With the introduction of immunomagnetic separation techniques, not only detection but also quantification of CTCs becomes possible (Allard et al. 2004). Matsusaka et al. (2010) showed that the number of CTCs before and during treatment is an independent prognostic and predictive marker in GC patients. Patients with more than 4 CTCs identified at 2 and 4-weeks after start of chemotherapy had a shorter median progression-free survival (PFS), (1.4, 1.4 months, respectively) than those with <4 CTCs (4.9, 5.0 months, respectively). Patients with more than 4 CTCs at 2 and 4-weeks after initialization of chemotherapy had shorter median overall survival (OS), (3.5, 4.0 months, respectively) than those with <4 CTCs (11.7, 11.4 months, respectively).This study was performed using immunomagnetic platform with magnetic beads labelled with antibodies to GC cells that express specific cells surface antigens (EpCAM, CK8, CK18, CK19 and CD45). All antibody-based enrichment techniques may be limited by the possible loss of cells without the expression of epithelial antigens as metastatic cells undergo epithelial-mesenchymal transition (EMT). Changes in the cytoskeleton of epithelial cells such as the regression of cytokeratin can be observed (Sun et al. 2011). Several size-based filtration devices seek to overcome this limitation of lower sensitivity of antibody methods (Zheng et al. 2010). Similarly, we have shown a successful filtration-based approach for CTC detection, finding that 59 % of GC patients in the study were CTC positive.

Uenosono et al. (2013) published a study covering 251 patients with resectable and non-resectable GC (Uenosono et al. 2013). CTCs were detected in 16 patients (10.8 %) of the resection group and 62 patients (60.2 %) of the non-resectable group. The OS rate for the entire cohort was significantly lower in patients with CTCs than in those without them (P  <  0.0001). A significantly smaller number of patients took part in our study, but a very high proportion of our “resectable” group were CTC positive (70 %). The significant difference between Uenosono and colleague’s study and ours was the CTC-detection platform. Uenosono employed an epithelial marker-dependent methodology (CellSearch®), whereas we used an antibody-independent technology platform (MetaCell®) that identifies CTCs by size. The choice of detection platform is important because of Epitelial-Mesenchymal Transduction (EMT), a widely reported prerequisite for metastasis, which may lead to underestimation of CTC numbers.
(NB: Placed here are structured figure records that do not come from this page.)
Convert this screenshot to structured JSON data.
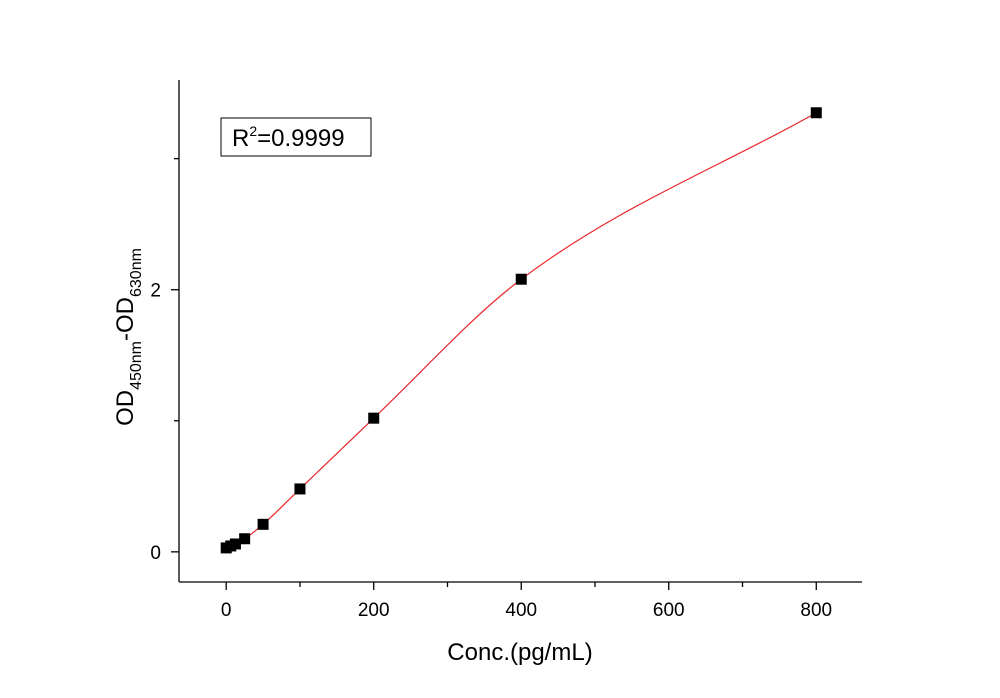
{
  "chart_data": {
    "type": "scatter",
    "xlabel": "Conc.(pg/mL)",
    "ylabel": {
      "main1": "OD",
      "sub1": "450nm",
      "dash": "-",
      "main2": "OD",
      "sub2": "630nm"
    },
    "annotation": {
      "prefix": "R",
      "sup": "2",
      "suffix": "=0.9999"
    },
    "xlim": [
      -64,
      862
    ],
    "ylim": [
      -0.23,
      3.6
    ],
    "x_major_ticks": [
      0,
      200,
      400,
      600,
      800
    ],
    "x_minor_ticks": [
      100,
      300,
      500,
      700
    ],
    "x_tick_labels": [
      "0",
      "200",
      "400",
      "600",
      "800"
    ],
    "y_major_ticks": [
      0,
      2
    ],
    "y_minor_ticks": [
      1,
      3
    ],
    "y_tick_labels": [
      "0",
      "2"
    ],
    "grid": false,
    "series": [
      {
        "x": [
          0,
          6.25,
          12.5,
          25,
          50,
          100,
          200,
          400,
          800
        ],
        "y": [
          0.03,
          0.045,
          0.06,
          0.1,
          0.21,
          0.48,
          1.02,
          2.08,
          3.35
        ],
        "marker": "square",
        "marker_color": "#000000",
        "fit_line_color": "#e8262a"
      }
    ]
  }
}
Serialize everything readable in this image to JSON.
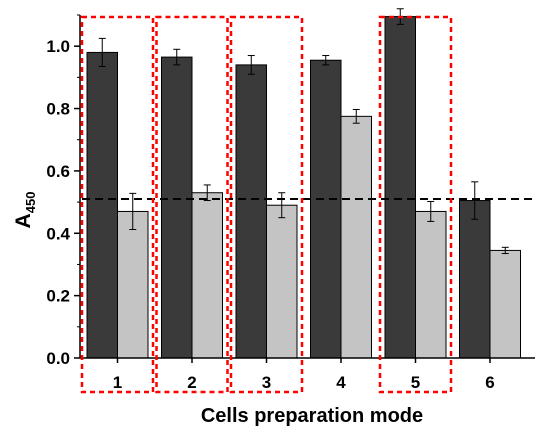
{
  "chart_data": {
    "type": "bar",
    "xlabel": "Cells preparation mode",
    "ylabel": "A",
    "ylabel_sub": "450",
    "categories": [
      "1",
      "2",
      "3",
      "4",
      "5",
      "6"
    ],
    "ylim": [
      0,
      1.1
    ],
    "yticks": [
      "0.0",
      "0.2",
      "0.4",
      "0.6",
      "0.8",
      "1.0"
    ],
    "grid": false,
    "legend": "none",
    "series": [
      {
        "color": "#3a3a3a",
        "values": [
          0.98,
          0.965,
          0.94,
          0.955,
          1.095,
          0.505
        ],
        "errors": [
          0.045,
          0.025,
          0.03,
          0.015,
          0.025,
          0.06
        ]
      },
      {
        "color": "#c4c4c4",
        "values": [
          0.47,
          0.53,
          0.49,
          0.775,
          0.47,
          0.345
        ],
        "errors": [
          0.058,
          0.025,
          0.04,
          0.022,
          0.032,
          0.01
        ]
      }
    ],
    "reference_line": {
      "y": 0.51,
      "style": "dashed",
      "color": "#000000"
    },
    "highlighted_categories": [
      "1",
      "2",
      "3",
      "5"
    ],
    "highlight_color": "#ff0000"
  }
}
The inadequacy of the EpCAM-based immunomagnetic capture method compared with the size-based filtration method has been reported in several studies for different cancers (Farace et al. 2011; Krebs et al. 2012).

The advantage of the filtration method that we used is not only a higher detection rate but the ability to separate viable cancer cells. Enriched viable CTCs can be cultured for downstream testing as shown by gene-expression analysis or for single-cell analysis to detect CTC heterogeneity. For the first time in the study of GC the reported platform enables separation of viable CTCs and their subsequent cultivation.